「世界の形を変えるほど、醜く綺麗な愛の物語。」天気の子 鐘崎裕太さんの映画レビュー(感想・評価)
世界の形を変えるほど、醜く綺麗な愛の物語。
▼今作は、天気でも雨の話でもない
始めに今作品は「天気の子」と天候をテーマに謳っている
ように見えますが全く違うように感じました。
今作は、狂気的なまでの愛の物語です。
思春期絶頂の家出少年、帆高は、東京で出会った晴れ女
陽菜に心惹かれ、彼女を求め続けます。
彼の、全てを犠牲にしてでも彼女との再会を願い
行動する様は時に利己的で、破壊的で、人によっては
嫌悪感すら抱くでしょう。
新海さんが46歳にしてぶつけた強烈すぎる純情は
チャゼル監督「セッション」の狂気を彷彿とさせるほど
強烈なものがありました。
故に、今作品は全くマス向けでなく、意見は二分されるでしょう。
それほどの思春期の号哭を、46歳にして描いた新海さんに
ほとほと驚きです。
RADのED「愛にできることはまだあるかい」にあるように
今作品はひたすら愛に焦点を絞って描かれた純粋無垢映画です。
▼前作「君の名は。

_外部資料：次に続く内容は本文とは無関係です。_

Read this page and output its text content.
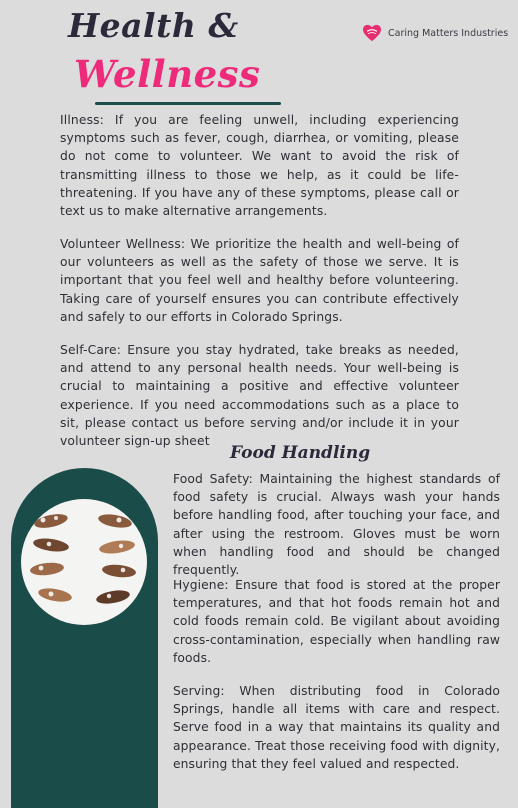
Health &
Wellness
Caring Matters Industries

Illness: If you are feeling unwell, including experiencing symptoms such as fever, cough, diarrhea, or vomiting, please do not come to volunteer. We want to avoid the risk of transmitting illness to those we help, as it could be life-threatening. If you have any of these symptoms, please call or text us to make alternative arrangements.

Volunteer Wellness: We prioritize the health and well-being of our volunteers as well as the safety of those we serve. It is important that you feel well and healthy before volunteering. Taking care of yourself ensures you can contribute effectively and safely to our efforts in Colorado Springs.

Self-Care: Ensure you stay hydrated, take breaks as needed, and attend to any personal health needs. Your well-being is crucial to maintaining a positive and effective volunteer experience. If you need accommodations such as a place to sit, please contact us before serving and/or include it in your volunteer sign-up sheet

Food Handling

Food Safety: Maintaining the highest standards of food safety is crucial. Always wash your hands before handling food, after touching your face, and after using the restroom. Gloves must be worn when handling food and should be changed frequently.

Hygiene: Ensure that food is stored at the proper temperatures, and that hot foods remain hot and cold foods remain cold. Be vigilant about avoiding cross-contamination, especially when handling raw foods.

Serving: When distributing food in Colorado Springs, handle all items with care and respect. Serve food in a way that maintains its quality and appearance. Treat those receiving food with dignity, ensuring that they feel valued and respected.
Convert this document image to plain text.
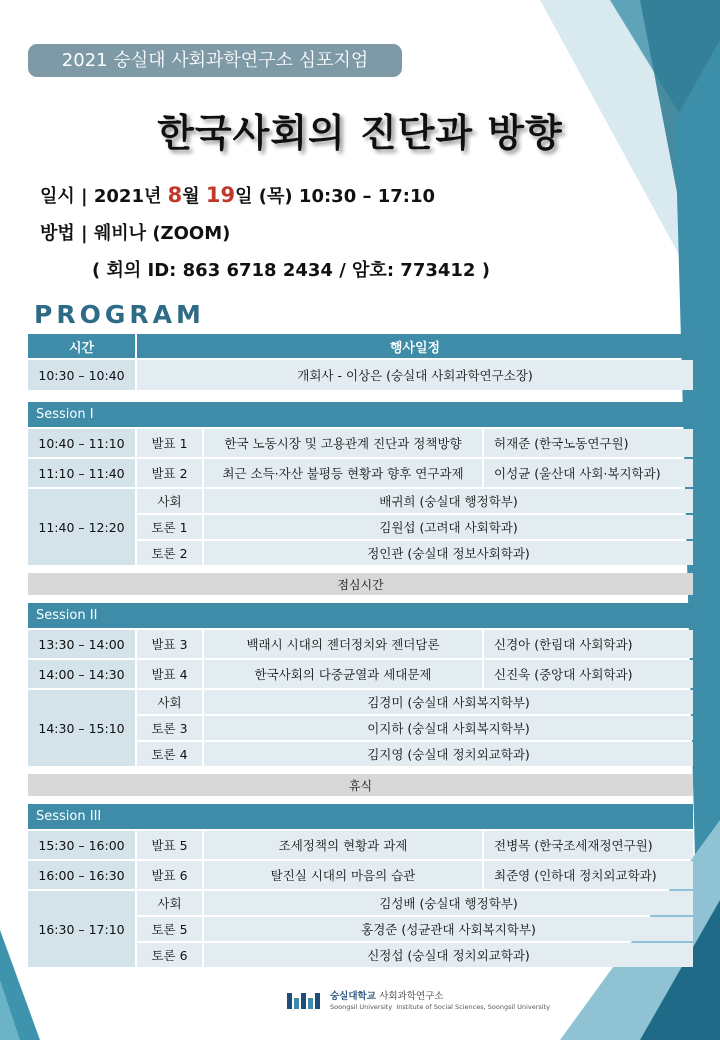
2021 숭실대 사회과학연구소 심포지엄
한국사회의 진단과 방향
일시 | 2021년 8월 19일 (목) 10:30 – 17:10
방법 | 웨비나 (ZOOM)
( 회의 ID: 863 6718 2434 / 암호: 773412 )
PROGRAM
시간	행사일정
10:30 – 10:40	개회사 - 이상은 (숭실대 사회과학연구소장)
Session I
10:40 – 11:10	발표 1	한국 노동시장 및 고용관계 진단과 정책방향	허재준 (한국노동연구원)
11:10 – 11:40	발표 2	최근 소득·자산 불평등 현황과 향후 연구과제	이성균 (울산대 사회·복지학과)
11:40 – 12:20
사회	배귀희 (숭실대 행정학부)
토론 1	김원섭 (고려대 사회학과)
토론 2	정인관 (숭실대 정보사회학과)
점심시간
Session II
13:30 – 14:00	발표 3	백래시 시대의 젠더정치와 젠더담론	신경아 (한림대 사회학과)
14:00 – 14:30	발표 4	한국사회의 다중균열과 세대문제	신진욱 (중앙대 사회학과)
14:30 – 15:10
사회	김경미 (숭실대 사회복지학부)
토론 3	이지하 (숭실대 사회복지학부)
토론 4	김지영 (숭실대 정치외교학과)
휴식
Session III
15:30 – 16:00	발표 5	조세정책의 현황과 과제	전병목 (한국조세재정연구원)
16:00 – 16:30	발표 6	탈진실 시대의 마음의 습관	최준영 (인하대 정치외교학과)
16:30 – 17:10
사회	김성배 (숭실대 행정학부)
토론 5	홍경준 (성균관대 사회복지학부)
토론 6	신정섭 (숭실대 정치외교학과)
숭실대학교 사회과학연구소
Soongsil University Institute of Social Sciences, Soongsil University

」と比べて
ほぼ同じ構成方法ですが内容は全くの別物です。
今作はリア充とは真逆の泥臭さがあり
天気においても、ある種残酷に描かれています。
そしてコメディやサプライズの多さが今作の特徴の一つで
重いトーンを上手く中和していると思いますが
逆にメリハリがなく冷めてしまう展開も多々ありました。
またストーリー展開が個人的に今一つでドラマも少なく
カタルシスもあまり感じませんでした。
映像と音楽の高揚感は流石ですが前作ほどの衝撃は無かったです。
▼思春期の時間、甘さ、純粋さ
中だるみが非常に辛くて何度も俯いてしまいました。
展開にメリハリが無く、ドラマも浅く
同じような日常シーンが中盤何度も続くので心配でした。
さらに思春期の少年少女の行動には浅はかな部分が多く
故に滑稽で冷める部分が多々ありました。
(俺は、何を見せられてるんだ・・?的な)
しかしその妙にくさい空気感に思春期「らしさ」を感じ
どこか懐かしくなりました。
本田さんの声はむしろ良い意味で個性的で生々しく
作品を明るく照らしてくれる良い響きがありました。
また今作は大人VS子供のような対立構造が際立っています。
世界を犠牲にするのか、一人を犠牲にするのか。
大人と対立し、ひたすら反抗し続ける帆高は
最終的に、世界の形を変えてしまうほどの
大きな選択をするのです。
終盤にかけての帆高の形相は、利己的で滑稽に見えつつも
大人の僕に、何か忘れかけてた
純粋さを訴えかける何かがありました。
そしてキャラクターがとても生々しいです。
何も持たない思春期の子供、何かを背負った臆病な大人。
残酷なまでに対比され、お互いに感化されて変化します。
それぞれ毒があるので、受け入れられない方も多いでしょう。
今までにない汚さが混じった今作は
ディープでありつつも普遍的な作品に仕上がっています。
▼全てを吹っ飛ばす、狂気的なまでの「愛」
余りにも破壊的で純粋すぎる愛をぶつけられて
僕らはどう受け止めるのか。
気持ち悪い、恐ろしい、残酷、カッコいい、勇敢等、自分勝手等、、
新海さんが言っていた、意見が分かれる映画になるとは
こういうことだと思います。
正直僕は最初、気持ち悪さや嫌悪感を覚えましたが
次第に染み込んでいくように帆高の気持ちを思い出し
あぁ年をとったがまだ忘れてないなぁと感じました。
色々書きましたが、今作は終盤のこの一言に集約されるでしょう。
「もう一度あの人に、会いたいんだ!!!!」
異常気象なんか、晴れにしたいとかどうでもいい!
一生雨が降り続いても、陽菜に会いたい!
敷いてきた伏線を全てぶん投げるようなラストシーンは
もはや清々しいですよ!もうビックリです。
いやー本当に新海さんの純粋さを
エンタメとして擬人化したような作品です。
もっと書きたいことで溢れてますが
次は小説を読んで再び映画を見たいと思います。
是非映画館で鑑賞することをお勧めします。
家族でも友達でも、特にカップルでも
オールレンジで見れると思いますよ。